Mechanical aptitude is the “It Factor” that can boost a career in Aviation Maintenance
After more than 20 years in the aviation maintenance industry, Mason Houk knows the key ingredient that gives new hires a distinctive edge: Hands-on experience.
“You’re either good with mechanical devices or you’re not,” he says of new A&P (Airframe and Power Plant) Aviation Maintenance Technology recruits at SkyWest Airlines in Fresno, where he is in charge of new hires. “Even if you grew up working on cars, lawnmowers or tractors, it transfers over. If you were always putting computers together, that translates into viable hands-on experience – especially in avionics; it’s all computers.”

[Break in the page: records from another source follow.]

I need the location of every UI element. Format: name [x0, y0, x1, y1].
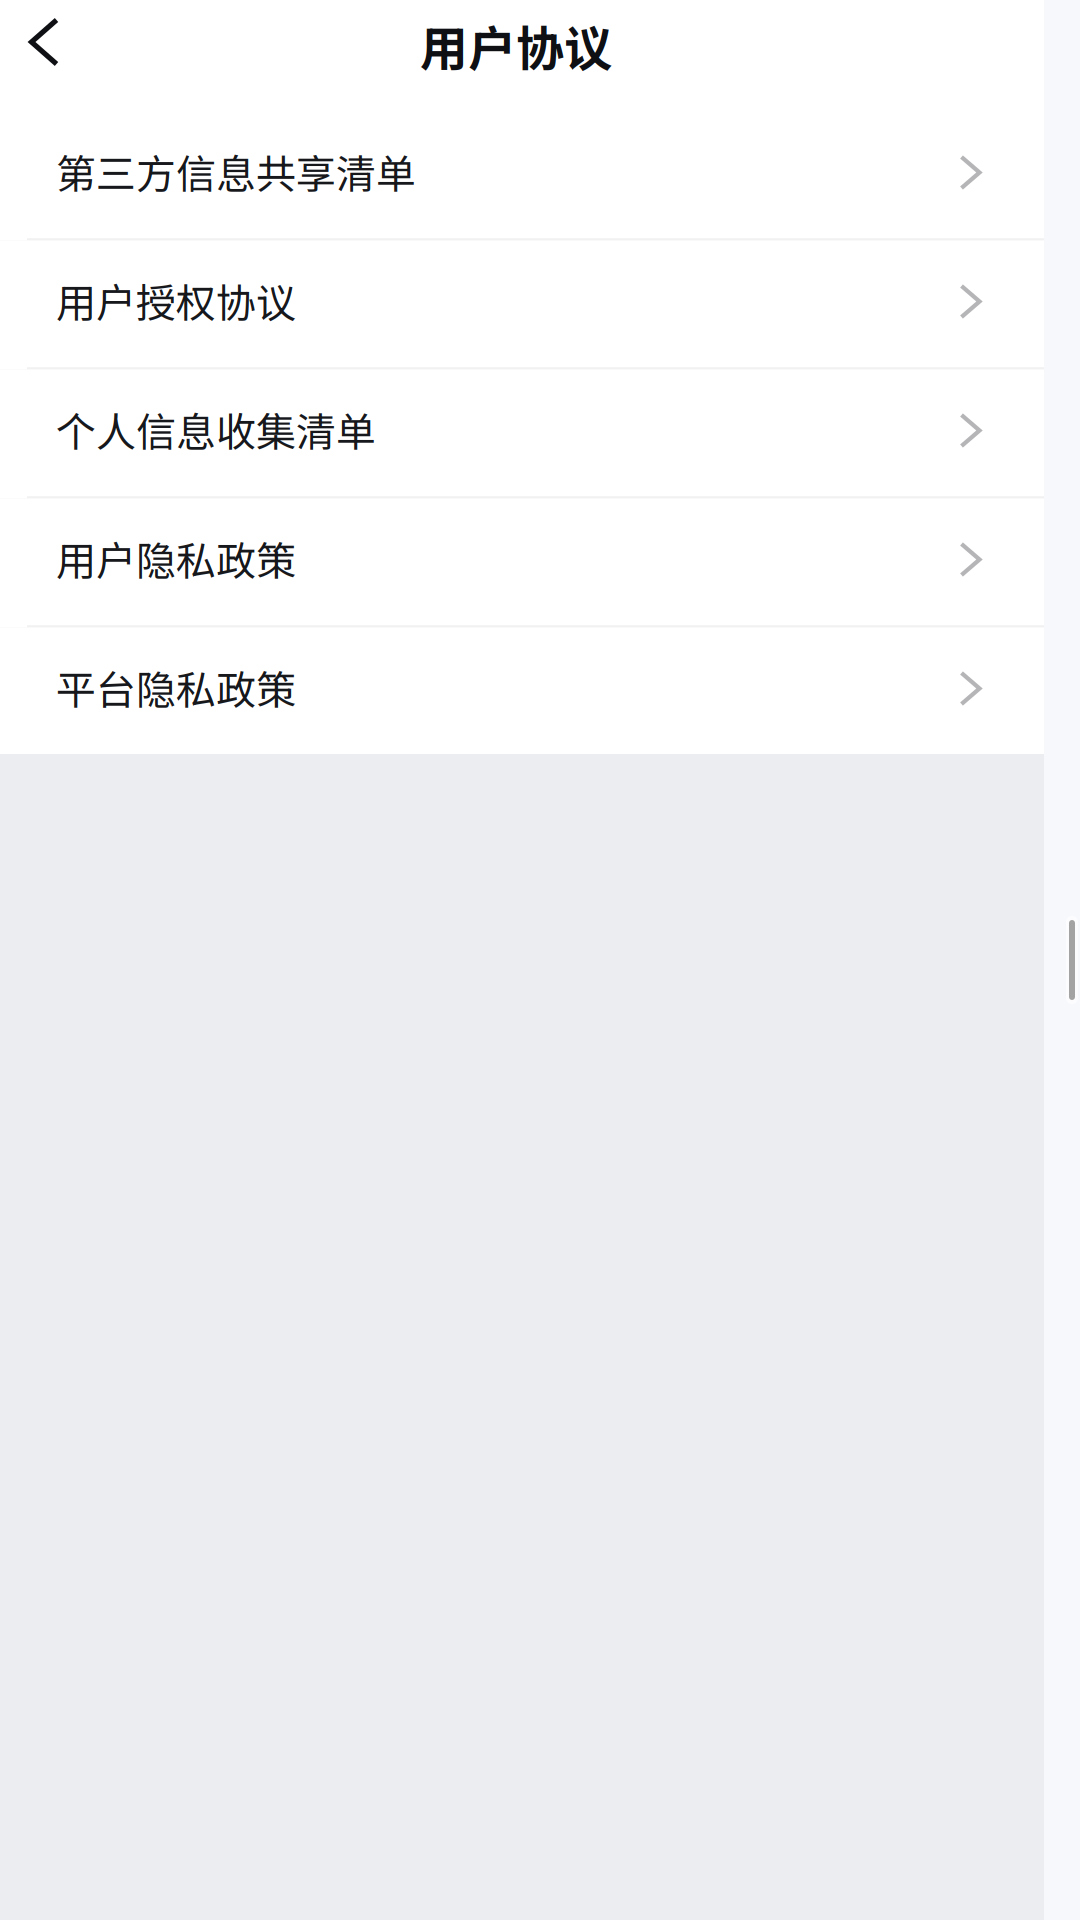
- staticText: 平台隐私政策: [56, 658, 296, 716]
- staticText: 第三方信息共享清单: [56, 142, 416, 200]
- button[interactable]: 第三方信息共享清单: [0, 112, 1044, 240]
- staticText: 用户协议: [420, 10, 612, 80]
- button[interactable]: 用户隐私政策: [0, 498, 1044, 628]
- staticText: 用户授权协议: [56, 271, 296, 329]
- button[interactable]: 用户授权协议: [0, 240, 1044, 370]
- staticText: 用户隐私政策: [56, 529, 296, 587]
- button[interactable]: Back: [1, 0, 87, 85]
- button[interactable]: 个人信息收集清单: [0, 370, 1044, 498]
- button[interactable]: 平台隐私政策: [0, 628, 1044, 754]
- staticText: 个人信息收集清单: [56, 400, 376, 458]
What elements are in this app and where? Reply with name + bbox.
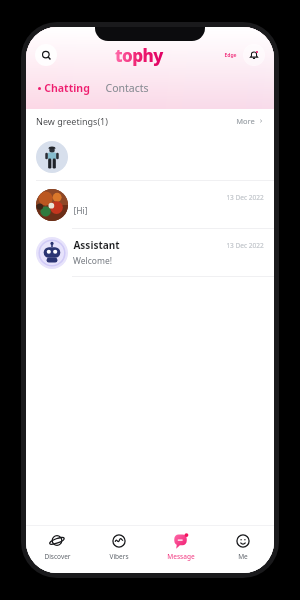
button[interactable]: Me <box>212 525 274 573</box>
button[interactable]: Notifications <box>243 44 265 66</box>
button[interactable]: Edge <box>222 51 239 60</box>
staticText: Discover <box>44 552 71 561</box>
button[interactable]: New greetings(1) <box>26 109 274 133</box>
button[interactable]: Message <box>150 525 212 573</box>
button[interactable]: Vibers <box>88 525 150 573</box>
button[interactable]: Search <box>35 44 57 66</box>
button[interactable]: Contacts <box>103 79 151 97</box>
staticText: Edge <box>224 52 237 59</box>
staticText: 13 Dec 2022 <box>226 241 264 250</box>
button[interactable]: Chatting <box>36 79 92 97</box>
staticText: More <box>236 116 255 126</box>
staticText: Welcome! <box>73 255 112 267</box>
button[interactable]: 13 Dec 2022 <box>26 181 274 228</box>
staticText: tophy <box>115 44 163 67</box>
staticText: Contacts <box>105 81 149 95</box>
button[interactable]: Assistant <box>26 229 274 276</box>
staticText: [Hi] <box>73 205 88 217</box>
button[interactable]: Discover <box>26 525 88 573</box>
staticText: Vibers <box>109 552 129 561</box>
button[interactable] <box>26 133 274 180</box>
staticText: Message <box>167 552 195 561</box>
staticText: Chatting <box>44 81 90 95</box>
staticText: New greetings(1) <box>36 115 108 127</box>
staticText: Assistant <box>73 238 120 252</box>
staticText: Me <box>238 552 248 561</box>
staticText: 13 Dec 2022 <box>226 193 264 202</box>
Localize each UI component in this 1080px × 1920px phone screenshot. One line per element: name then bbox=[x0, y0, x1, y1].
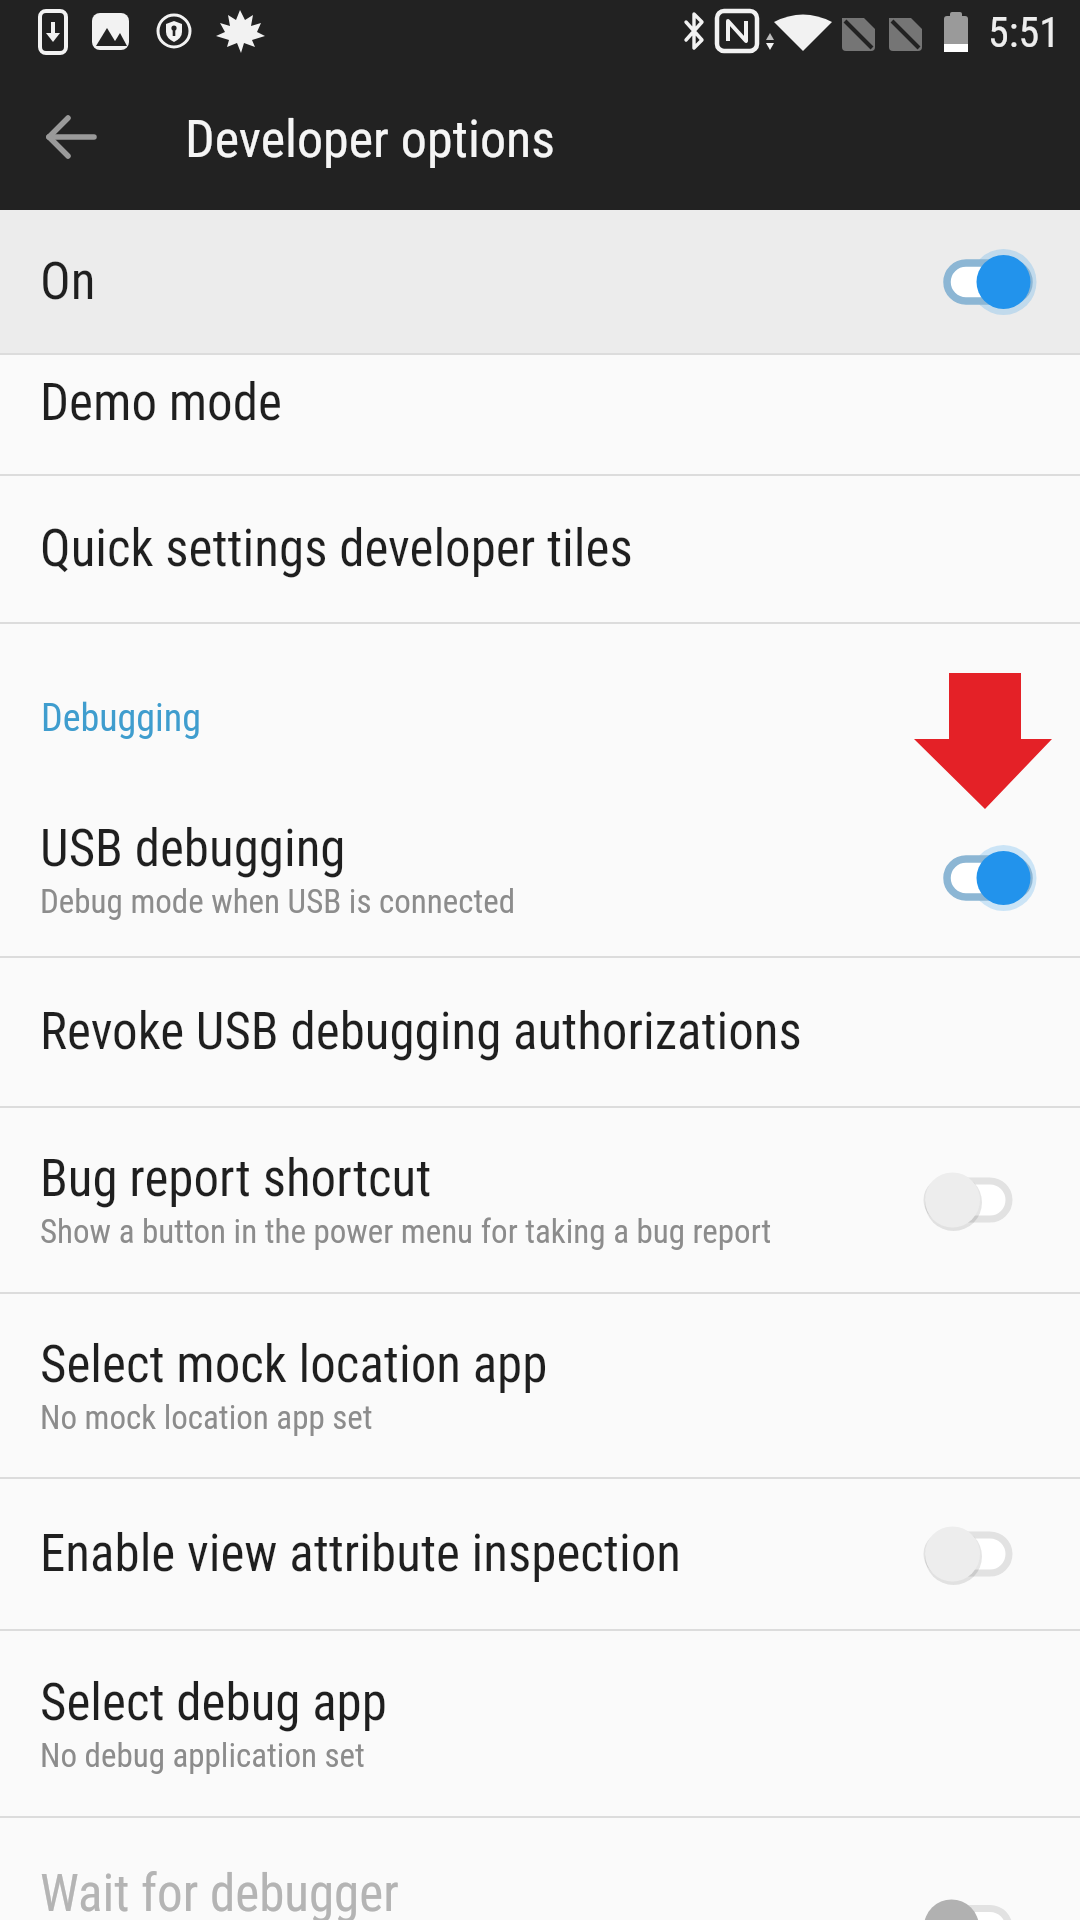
button[interactable]: Enable view attribute inspection bbox=[0, 1479, 1080, 1629]
staticText: Developer options bbox=[185, 109, 555, 170]
button[interactable]: Bug report shortcut bbox=[0, 1108, 1080, 1292]
staticText: On bbox=[40, 252, 96, 312]
button[interactable]: USB debugging bbox=[0, 800, 1080, 956]
button[interactable]: Select mock location app bbox=[0, 1294, 1080, 1477]
staticText: Show a button in the power menu for taki… bbox=[40, 1212, 772, 1251]
staticText: Select debug app bbox=[40, 1673, 387, 1733]
button[interactable] bbox=[924, 1523, 1030, 1585]
button[interactable] bbox=[924, 847, 1030, 909]
staticText: Revoke USB debugging authorizations bbox=[40, 1002, 802, 1062]
staticText: No mock location app set bbox=[40, 1398, 373, 1437]
button[interactable] bbox=[924, 1169, 1030, 1231]
button[interactable] bbox=[28, 95, 116, 183]
button[interactable]: Revoke USB debugging authorizations bbox=[0, 958, 1080, 1106]
staticText: Bug report shortcut bbox=[40, 1149, 432, 1209]
staticText: No debug application set bbox=[40, 1736, 365, 1775]
button[interactable]: Wait for debugger bbox=[0, 1818, 1080, 1920]
staticText: Debug mode when USB is connected bbox=[40, 882, 516, 921]
button[interactable] bbox=[924, 251, 1030, 313]
staticText: Enable view attribute inspection bbox=[40, 1524, 681, 1584]
staticText: USB debugging bbox=[40, 819, 346, 879]
staticText: Debugging bbox=[41, 696, 201, 741]
button[interactable]: On bbox=[0, 210, 1080, 353]
staticText: Demo mode bbox=[40, 373, 282, 433]
staticText: Quick settings developer tiles bbox=[40, 519, 633, 579]
staticText: Wait for debugger bbox=[40, 1864, 399, 1920]
button[interactable]: Quick settings developer tiles bbox=[0, 476, 1080, 622]
staticText: Select mock location app bbox=[40, 1335, 548, 1395]
staticText: 5:51 bbox=[988, 8, 1061, 57]
button[interactable]: Demo mode bbox=[0, 355, 1080, 474]
button[interactable]: Select debug app bbox=[0, 1631, 1080, 1816]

That hand-eye coordination is deep-seated muscle memory, a comfort and familiarity that make shorter work of any mechanical learning curve. But it doesn’t have to be a show-stopper.
“We’ve seen some really smart, straight A types who come in that never had to work with their hands,” says Mason. “It’s not that they can’t do it, but we’ve seen some of them really struggle in the beginning.”
When he is evaluating a new aircraft mechanic, the true test happens soon enough. “We just have to get them out there on the floor and watch them start turning wrenches.”
Mason never thought growing up on a working farm would one day benefit his future career choice. Most of his mechanical aptitude came from repairing motorcycles and 4-wheelers that transferred to tractors, planters and other forever breaking-down farm equipment. “We were pretty self-sufficient,” says Mason. “If you could do it, you were going to do it.” Fortunately, for Mason, he liked it.
After high school, he went to college for a year but didn’t feel connected to the sedentary life of classroom studies. It was his dad Randall who triggered his interest in a career that would allow him to do what he loved…. with a bonus.
“Dad is the one who said I should look into aviation,” says Mason. “He said I could at least travel the world while I did what I liked doing.”
Mason checked out SJVC’s Aviation Maintenance Technology program located at the campus on the Fresno-Yosemite International airport. It was a good fit for him. He enrolled the same day he toured the campus.
“The people that come into this industry learn by touching and doing; they don’t learn by sitting, watching and reading,” he says. “It’s just a different learning style.” Although there is significant class time, Mason lived for those hours in the hangar. “You watch, read and learn to get to the part you love, which is putting into practice out in the hangar what was learned in the classroom.”
Mason had a job offer before he even graduated. Right after graduation, he took the exam for his A&P certification, which is issued by the Federal Aviation Administration. Earning it allows him to work on anything that flies. His first position was with West Air and then SkyWest Airlines.
He is still with SkyWest, and after many promotions, it is now his responsibility to recruit and train well-prepared A&P mechanics. A long-term resource for Mason and SkyWest has been San Joaquin Valley College’s Aviation Maintenance Technology program in Fresno. They work hand-in-hand to match qualified students to growth positions in the airline’s maintenance department.
Sue Montgomery, SJVC’s Director of Institutional Partnerships, works closely with Mason to place qualified Aviation Maintenance Technology students who are in their final six to eight months of the Fresno program, and who are interested and qualified, into SkyWest’s Apprenticeship program. “Mason coordinates the apprentice program and gets them introduced to what it is like to work for the world’s largest regional airline,” says Sue. Most of those students are invited to interview for SkyWest positions after graduation.
“SkyWest can become part of their dream career,” says Mason. “We are giving them a pathway to come to that front door.”
As a nationwide airline, SkyWest affords its aircraft mechanics a steady flow of opportunity. “Our airline is still growing, always adding airplanes,” says Mason. “We currently have about 475 aircraft. It’s a lot of maintenance that gets generated every single day.”
Mason is happy to tell those incoming student apprentices and all new-hires how well the job promotion system works at SkyWest. “I would have never thought in a million years that having an A&P would lead me to the kind of job function I have right now,” says Mason. “It’s just so far removed from where I started, just working on airplanes. Now I think about how I can make it easier for that person to go out and better repair that aircraft.”
It’s a good life.
Then there are the travel and other benefits Mason’s dad predicted all those years ago. His four 10-hour work days each week make the steady three-day weekend a plus, allowing him and his family to make the most of SKyWest’s travel perks. Mason’s wife Stacey and their three girls Hannah, Ella and Ava enjoy the many family-friendly benefits.
But Mason will probably never tell his dad how right he was. That’s just not the way it works between father and son. They will have to be content with just that deep sense of knowing.